WQNS
- Woodfin, North Carolina; United States;
- Broadcast area: Western North Carolina
- Frequency: 105.1 MHz (HD Radio)
- Branding: Rock 105.1

Programming
- Format: Mainstream rock

Ownership
- Owner: iHeartMedia; (iHM Licenses, LLC);
- Sister stations: WKSF, WQNQ, WWNC, WPEK, WMXF

History
- First air date: 1979 (at 104.9)
- Former frequencies: 104.9 MHz (1979–2014)
- Call sign meaning: "Waynesville's Quiet New Sound"

Technical information
- Licensing authority: FCC
- Facility ID: 41008
- Class: A
- ERP: 6,000 watts
- HAAT: 62 meters (203 ft)

Links
- Public license information: Public file; LMS;
- Webcast: Listen live (via iHeartRadio)
- Website: 1051rocks.iheart.com

= WQNS =

WQNS (105.1 FM, "Rock 105.1") is a mainstream rock radio station in Asheville, North Carolina. The station is owned by iHeartMedia.

==History==
WQNS signed on in 1979 at 104.9 FM and played easy listening music (the call sign stood for "Waynesville's Quiet New Sound"). When the station sold, it turned country and was branded Q-105 "Always Your Country".

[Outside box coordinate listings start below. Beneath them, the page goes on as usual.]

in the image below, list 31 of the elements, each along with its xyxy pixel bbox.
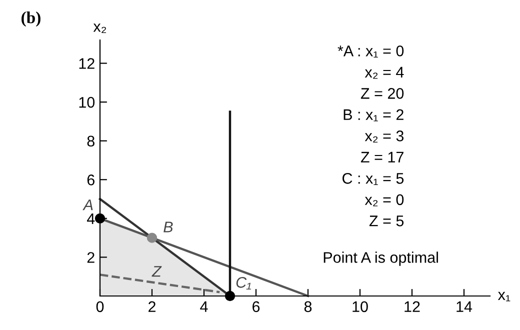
- annotation: Z = 17: [360, 152, 404, 162]
- annotation: Z: [152, 266, 162, 277]
- x-tick-label: 2: [148, 301, 156, 312]
- annotation: A: [82, 200, 93, 210]
- x-tick-label: 14: [456, 301, 472, 312]
- annotation: C : x₁ = 5: [342, 173, 404, 185]
- chart-title: (b): [22, 12, 40, 27]
- y-tick-label: 6: [87, 174, 94, 186]
- annotation: Z = 5: [369, 216, 404, 226]
- annotation: x₂ = 0: [364, 194, 404, 206]
- y-tick-label: 2: [87, 252, 94, 263]
- annotation: x₂ = 4: [364, 66, 404, 79]
- x-tick-label: 6: [252, 301, 260, 312]
- x-tick-label: 0: [96, 301, 104, 312]
- y-axis-title: x₂: [93, 24, 106, 34]
- annotation: B: [164, 222, 173, 232]
- annotation: C₁: [236, 277, 252, 290]
- y-tick-label: 12: [79, 58, 94, 69]
- y-tick-label: 8: [87, 136, 94, 147]
- x-tick-label: 8: [304, 301, 312, 312]
- y-tick-label: 10: [79, 96, 95, 108]
- x-tick-label: 10: [352, 301, 368, 312]
- y-tick-label: 4: [86, 213, 95, 224]
- x-tick-label: 4: [200, 301, 208, 312]
- x-axis-title: x₁: [498, 292, 510, 302]
- annotation: Point A is optimal: [324, 252, 438, 266]
- x-tick-label: 12: [404, 301, 420, 312]
- annotation: B : x₁ = 2: [344, 109, 404, 122]
- annotation: Z = 20: [360, 88, 404, 99]
- annotation: *A : x₁ = 0: [338, 46, 404, 58]
- annotation: x₂ = 3: [364, 130, 404, 142]
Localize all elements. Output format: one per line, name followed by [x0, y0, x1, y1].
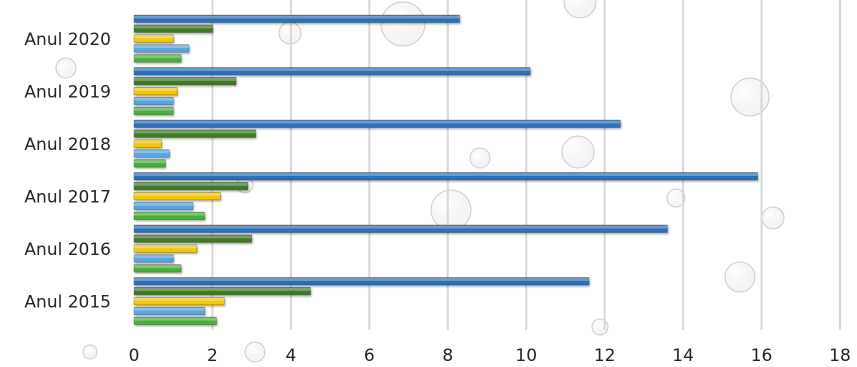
bar-highlight	[134, 78, 236, 81]
x-tick-label: 0	[129, 346, 140, 366]
bar-highlight	[134, 98, 173, 101]
bar-highlight	[134, 16, 460, 19]
bar-highlight	[134, 183, 248, 186]
decorative-bubble	[725, 262, 755, 292]
decorative-bubble	[731, 78, 769, 116]
bar-highlight	[134, 203, 193, 206]
bar-highlight	[134, 160, 165, 163]
x-tick-label: 2	[207, 346, 218, 366]
x-tick-label: 12	[594, 346, 616, 366]
x-tick-label: 16	[751, 346, 773, 366]
value-axis-labels: 0 2 4 6 8 10 12 14 16 18	[129, 346, 851, 366]
decorative-bubble	[83, 345, 97, 359]
bar-highlight	[134, 265, 181, 268]
bar-highlight	[134, 318, 216, 321]
bar-highlight	[134, 255, 173, 258]
decorative-bubble	[470, 148, 490, 168]
x-tick-label: 10	[515, 346, 537, 366]
bar-highlight	[134, 288, 311, 291]
bar-highlight	[134, 213, 205, 216]
bar-highlight	[134, 298, 224, 301]
bar-highlight	[134, 278, 589, 281]
bar-highlight	[134, 68, 530, 71]
x-tick-label: 6	[364, 346, 375, 366]
category-label: Anul 2016	[24, 240, 111, 260]
decorative-bubble	[762, 207, 784, 229]
bar-highlight	[134, 108, 173, 111]
decorative-bubble	[245, 342, 265, 362]
bar-highlight	[134, 121, 620, 124]
decorative-bubble	[56, 58, 76, 78]
category-label: Anul 2018	[24, 135, 111, 155]
x-tick-label: 18	[829, 346, 851, 366]
category-label: Anul 2015	[24, 293, 111, 313]
bar-highlight	[134, 308, 205, 311]
bar-highlight	[134, 236, 252, 239]
bar-highlight	[134, 193, 220, 196]
x-tick-label: 4	[285, 346, 296, 366]
bar-highlight	[134, 226, 667, 229]
bar-highlight	[134, 245, 197, 248]
category-label: Anul 2020	[24, 30, 111, 50]
x-tick-label: 8	[442, 346, 453, 366]
bar-highlight	[134, 88, 177, 91]
decorative-bubble	[562, 136, 594, 168]
x-tick-label: 14	[672, 346, 694, 366]
bar-highlight	[134, 131, 256, 134]
bar-highlight	[134, 173, 758, 176]
bar-highlight	[134, 26, 212, 29]
category-label: Anul 2019	[24, 83, 111, 103]
bar-highlight	[134, 150, 169, 153]
category-label: Anul 2017	[24, 188, 111, 208]
decorative-bubble	[381, 2, 425, 46]
bar-highlight	[134, 45, 189, 48]
bars	[134, 15, 758, 325]
bar-highlight	[134, 140, 161, 143]
bar-highlight	[134, 35, 173, 38]
decorative-bubble	[431, 190, 471, 230]
decorative-bubble	[564, 0, 596, 18]
bar-highlight	[134, 55, 181, 58]
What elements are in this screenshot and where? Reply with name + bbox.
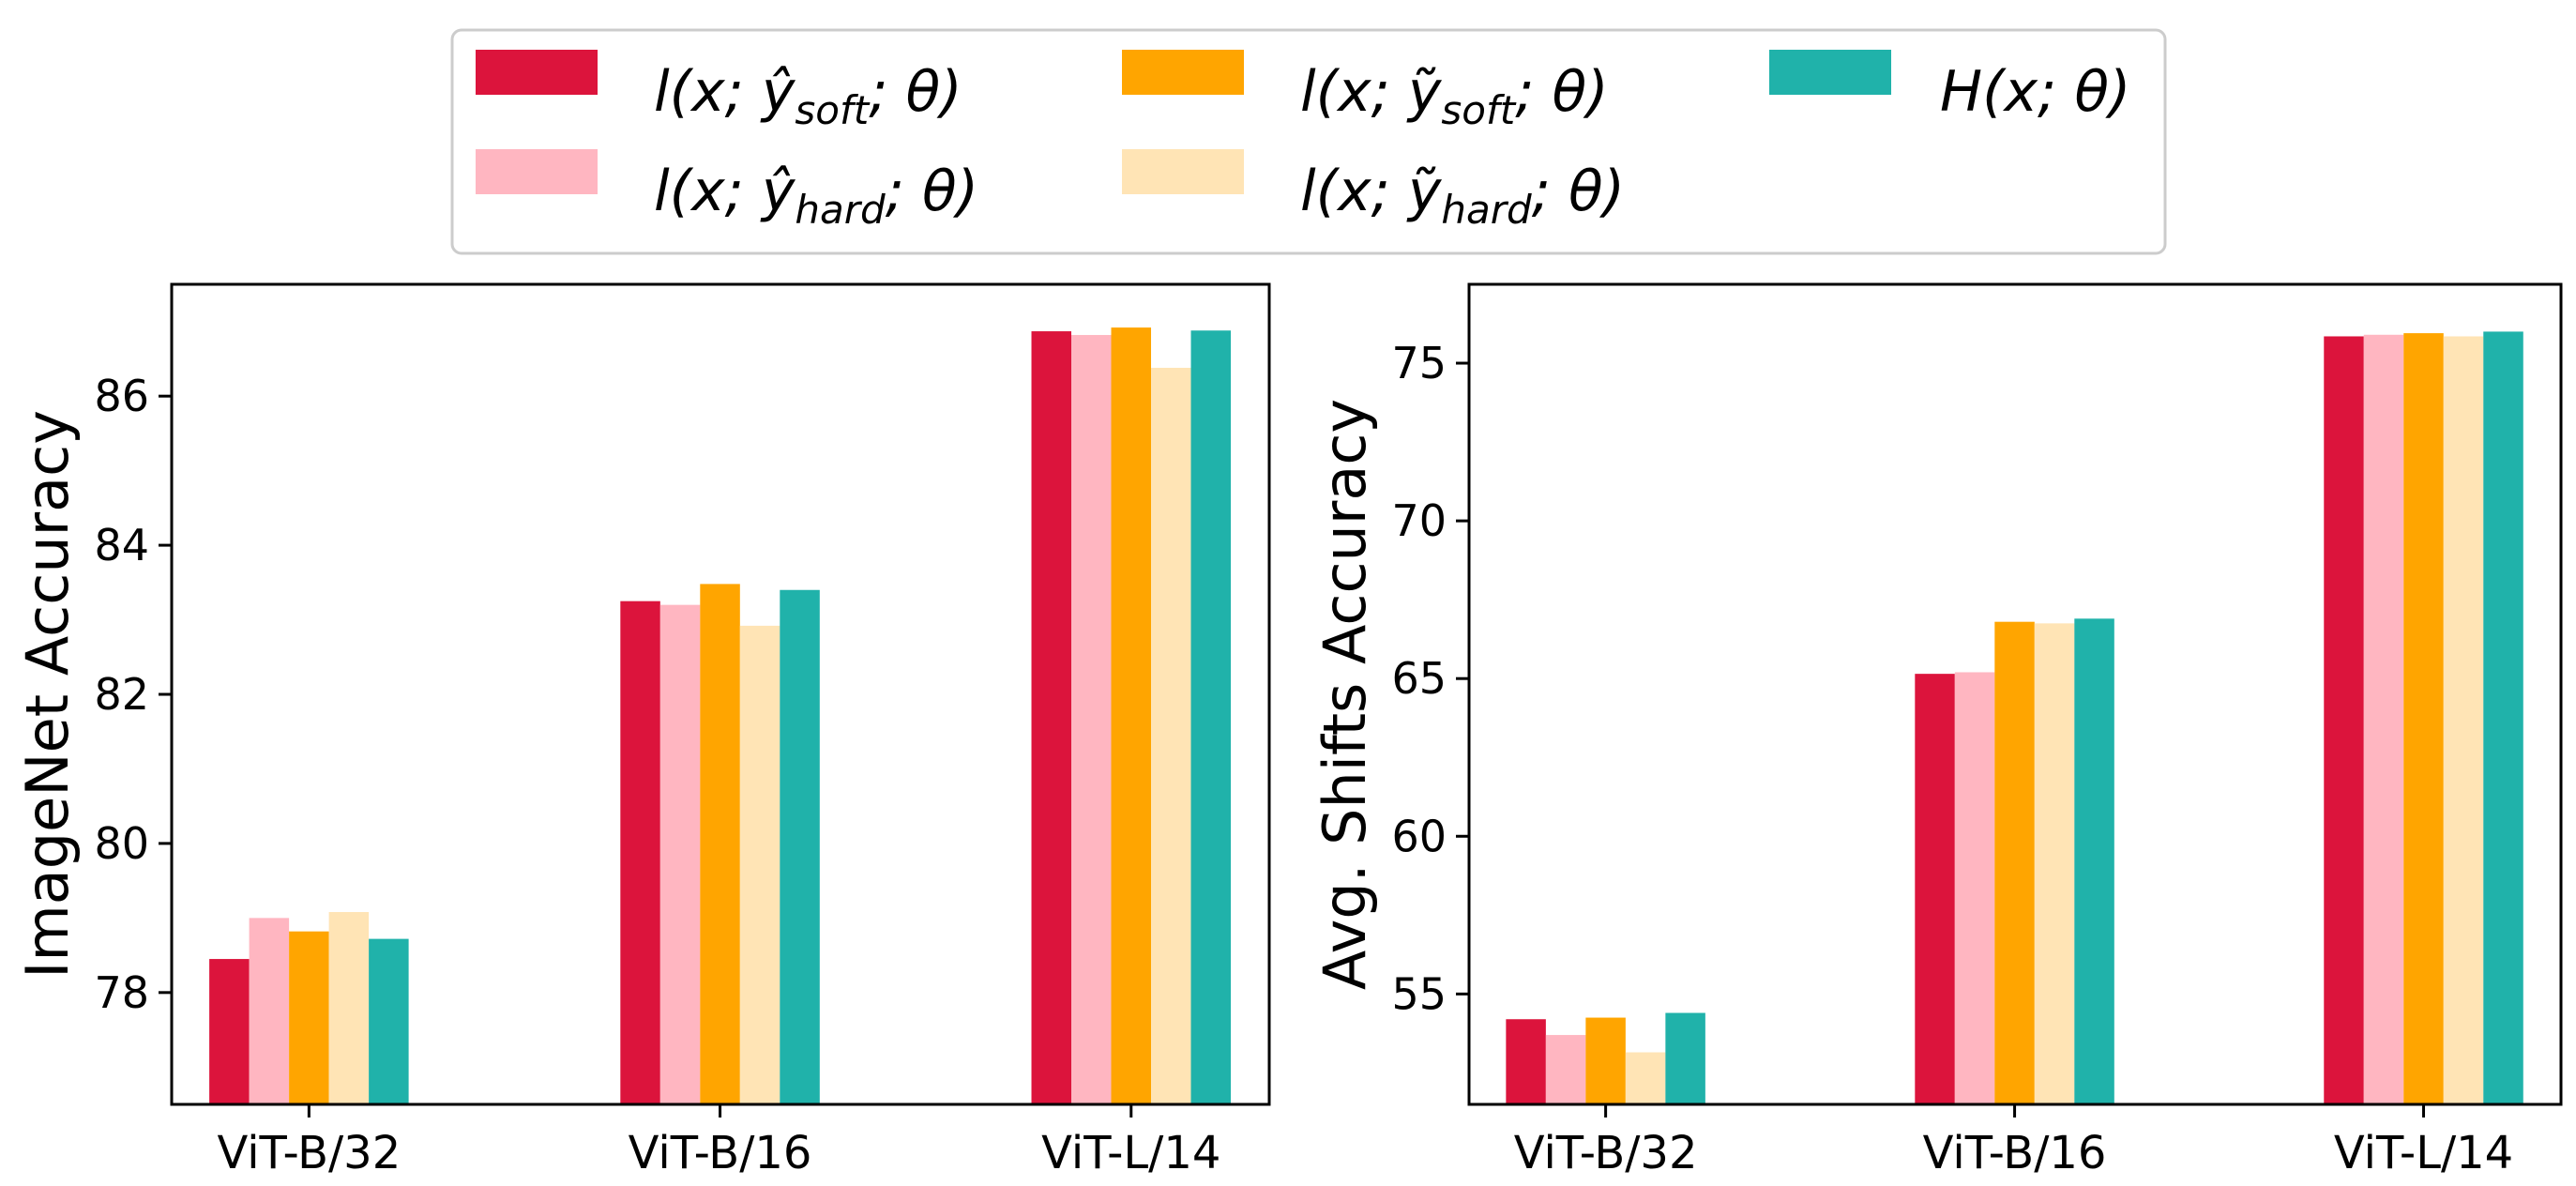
legend-label-base: l(x; [654,59,762,125]
bar [1071,335,1112,1104]
legend-label: l(x; ŷsoft; θ) [654,59,962,133]
bar [1031,331,1072,1104]
y-axis-label: Avg. Shifts Accuracy [1311,399,1379,990]
bar [1545,1035,1586,1104]
y-tick-label: 80 [94,818,149,869]
y-tick-label: 60 [1391,811,1447,861]
bar [209,959,250,1104]
legend-label-base: H(x; θ) [1940,59,2130,125]
legend-swatch [476,50,598,95]
bar [1190,330,1232,1104]
x-tick-label: ViT-B/16 [629,1127,812,1179]
legend-label-rest: ; θ) [886,159,978,224]
legend-swatch [1122,50,1244,95]
bar [2363,334,2404,1104]
legend-label-mark: ŷ [760,59,796,125]
legend-label: l(x; ỹsoft; θ) [1300,59,1609,133]
legend-label-base: l(x; [1300,59,1408,125]
bar [1151,367,1191,1104]
y-tick-label: 86 [94,371,149,421]
bar [1915,674,1955,1104]
x-tick-label: ViT-B/32 [217,1127,401,1179]
bar [369,938,409,1104]
legend-label-sub: soft [1441,87,1516,133]
bar [1954,672,1995,1104]
legend-label: H(x; θ) [1940,59,2130,125]
legend-swatch [1122,149,1244,194]
bar [2074,618,2114,1104]
legend-label-base: l(x; [1300,159,1408,224]
legend-label-mark: ỹ [1406,159,1443,224]
y-tick-label: 65 [1391,653,1447,704]
legend-swatch [476,149,598,194]
legend-label-base: l(x; [654,159,762,224]
bar [249,918,290,1104]
bar [328,912,370,1104]
bar [620,601,660,1104]
bar [2443,336,2484,1105]
legend-label-mark: ŷ [760,159,796,224]
x-tick-label: ViT-L/14 [1041,1127,1220,1179]
legend-swatch [1769,50,1891,95]
legend-label-rest: ; θ) [1515,59,1608,125]
bar [659,604,701,1104]
bar [1625,1052,1666,1104]
y-tick-label: 78 [94,967,149,1018]
bar [780,589,820,1104]
bar [2403,333,2444,1105]
bar [2483,331,2523,1104]
bar [2324,336,2364,1105]
imagenet-accuracy-chart: 78 80 82 84 86 ViT-B/32 ViT-B/16 ViT-L/14 ImageN… [13,282,1271,1179]
legend-label-sub: soft [795,87,870,133]
y-tick-label: 75 [1391,338,1447,388]
bar [1665,1012,1705,1104]
bar [289,931,329,1104]
x-tick-label: ViT-B/16 [1923,1127,2107,1179]
bar [700,584,740,1104]
y-tick-label: 55 [1391,968,1447,1019]
bar [1506,1019,1546,1104]
y-axis-label: ImageNet Accuracy [13,410,82,979]
bar [739,625,780,1104]
legend-label: l(x; ŷhard; θ) [654,159,978,233]
bar [1585,1017,1626,1104]
x-tick-label: ViT-B/32 [1514,1127,1698,1179]
legend-label-mark: ỹ [1406,59,1443,125]
bar [1111,327,1152,1105]
legend-label-sub: hard [795,187,886,233]
legend-frame [450,28,2167,255]
legend-label-rest: ; θ) [1532,159,1625,224]
bar [2034,623,2075,1104]
y-tick-label: 82 [94,669,149,720]
legend-label-sub: hard [1441,187,1532,233]
legend-label-rest: ; θ) [869,59,962,125]
bar [1994,621,2035,1104]
y-tick-label: 70 [1391,495,1447,546]
x-tick-label: ViT-L/14 [2334,1127,2513,1179]
legend: l(x; ŷsoft; θ)l(x; ŷhard; θ)l(x; ỹsoft; … [450,28,2167,255]
legend-label: l(x; ỹhard; θ) [1300,159,1625,233]
avg-shifts-accuracy-chart: 55 60 65 70 75 ViT-B/32 ViT-B/16 ViT-L/14 Avg. S… [1311,282,2563,1179]
y-tick-label: 84 [94,520,149,570]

In 1990, WQNS and WHCC owner KAT Communications of Myrtle Beach, South Carolina, filed for Chapter 11, but the stations were doing well and no changes were planned.

On October 28, 1997, the format changed to classic rock and country music moved to WHCC (now WMXF). On September 20, 1999, WQNS was paired with WQNQ (formerly hot adult contemporary WMXF), and the two stations became "Rock 104". Clear Channel (forerunner of iHeartMedia) bought the three stations in 2001. In 2005, the simulcast was broken off after WQNQ's signal was upgraded and changed back to Hot Adult Contemporary, but 104.9's Classic Rock format remained.

On January 10, 2014, WQNS completed its move to Woodfin, North Carolina, by moving its tower into Asheville and moving from 104.9 FM to 105.1 FM and rebranded as "Rock 105.1". The Federal Communications Commission issued the license for the move to Woodfin and 105.1 FM on June 25, 2014.